この映画ですぐに出てくるのは音楽です。ビージーズの「メロディ・フェア」。映画「サタデーナイトフィーバー」以前の話になります。この曲を含めたサウンドトラック盤は、どうやら日本でしか発売されていないようです。

ラストシーンではクロスビー、スティルス、ナッシュ&ヤング(CSN&Y)の「ティーチ・ユア・チルドレン」が使われていました。少し説教臭い歌詞ですが、美しいハーモニーに合わせて少年や少女たちが大人に反抗して逃げていく姿。とても印象的に残ります。

主役はダニエル役のマーク・レスター。相手役は原題のタイトルにもなっているメロディ役のトレイシー・ハイド。そして、最も脇役として輝いているオーンショー役のジャック・ワイルド。

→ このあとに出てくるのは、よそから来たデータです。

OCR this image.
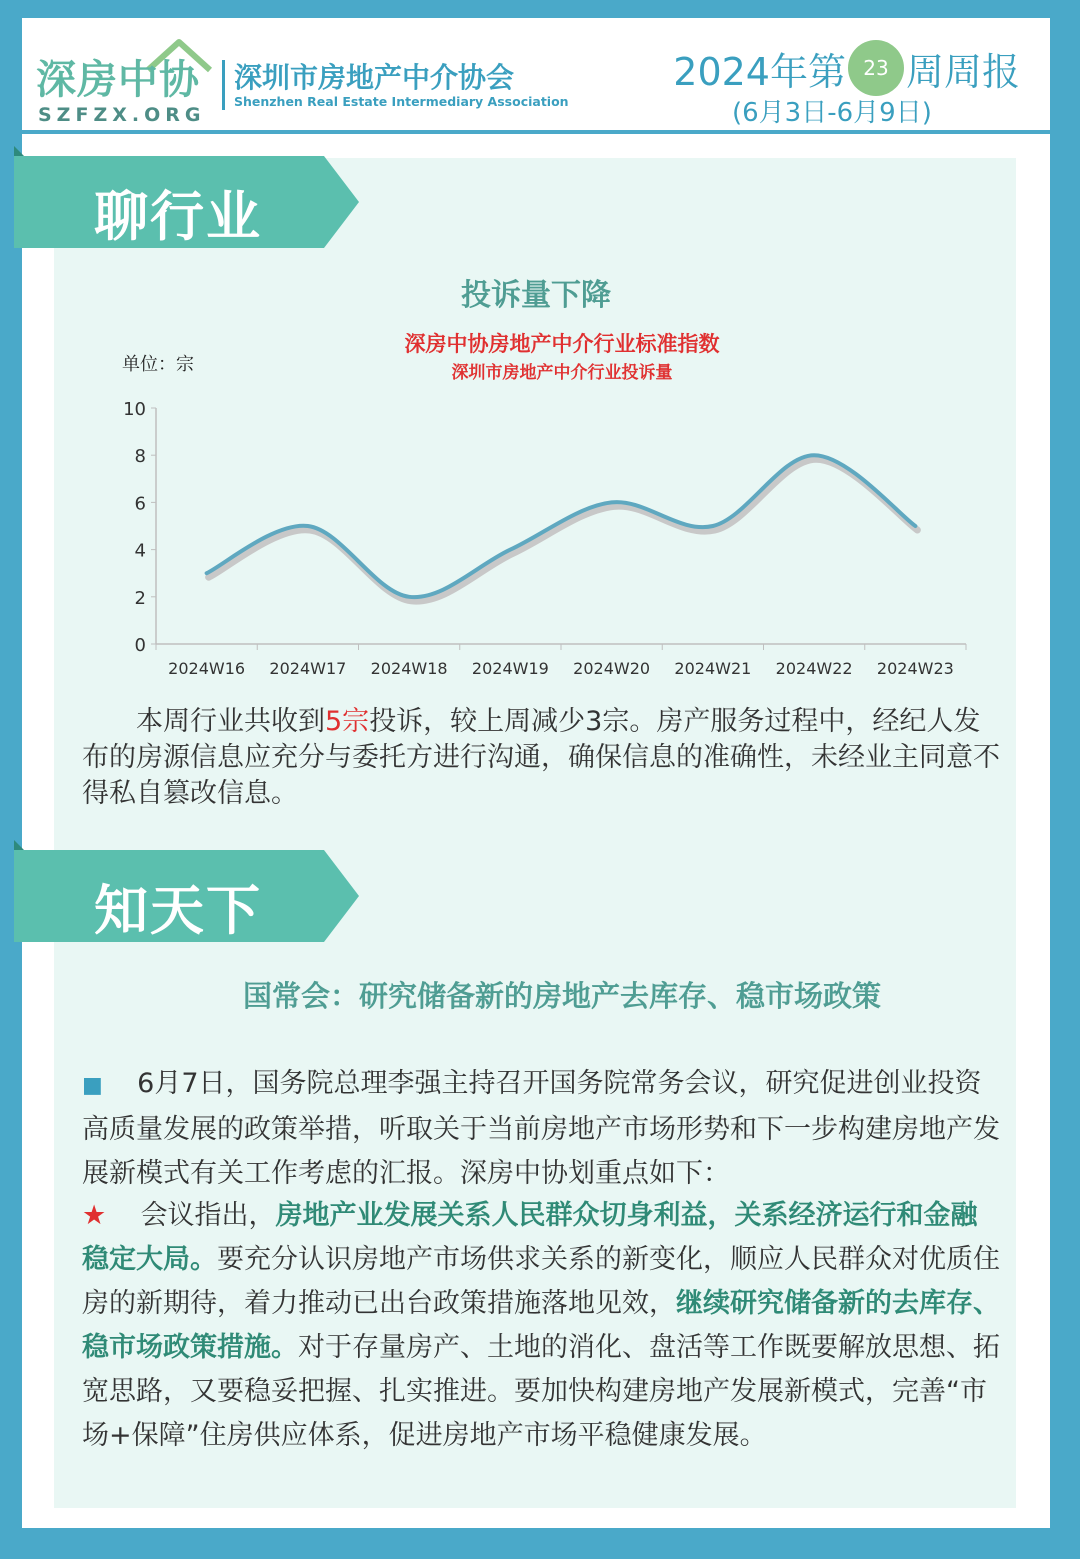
深房中协
SZFZX.ORG
深圳市房地产中介协会
Shenzhen Real Estate Intermediary Association
2024年第 23 周周报
(6月3日-6月9日)
聊行业
投诉量下降
深房中协房地产中介行业标准指数
深圳市房地产中介行业投诉量
单位：宗
0
2
4
6
8
10
2024W16 2024W17 2024W18 2024W19 2024W20 2024W21 2024W22 2024W23
本周行业共收到5宗投诉，较上周减少3宗。房产服务过程中，经纪人发布的房源信息应充分与委托方进行沟通，确保信息的准确性，未经业主同意不得私自篡改信息。
知天下
国常会：研究储备新的房地产去库存、稳市场政策
■ 6月7日，国务院总理李强主持召开国务院常务会议，研究促进创业投资高质量发展的政策举措，听取关于当前房地产市场形势和下一步构建房地产发展新模式有关工作考虑的汇报。深房中协划重点如下：
★ 会议指出，房地产业发展关系人民群众切身利益，关系经济运行和金融稳定大局。要充分认识房地产市场供求关系的新变化，顺应人民群众对优质住房的新期待，着力推动已出台政策措施落地见效，继续研究储备新的去库存、稳市场政策措施。对于存量房产、土地的消化、盘活等工作既要解放思想、拓宽思路，又要稳妥把握、扎实推进。要加快构建房地产发展新模式，完善“市场+保障”住房供应体系，促进房地产市场平稳健康发展。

マーク・レスターは20代で俳優をやめました。トレイシー・ハイドは途中で進学のため休業しています。ジャック・ワイルドは「小さな恋のメロディ」より前にアカデミー助演男優賞ノミネートされていますが、途中から出演作がなくなっていきました。

子役の運命はどこの国でも厳しいのが現実です。そんなことを思うと「小さな恋のメロディ」はさらに切なく響いてきます。もう一度、書いておきましょう。とてもよい作品です。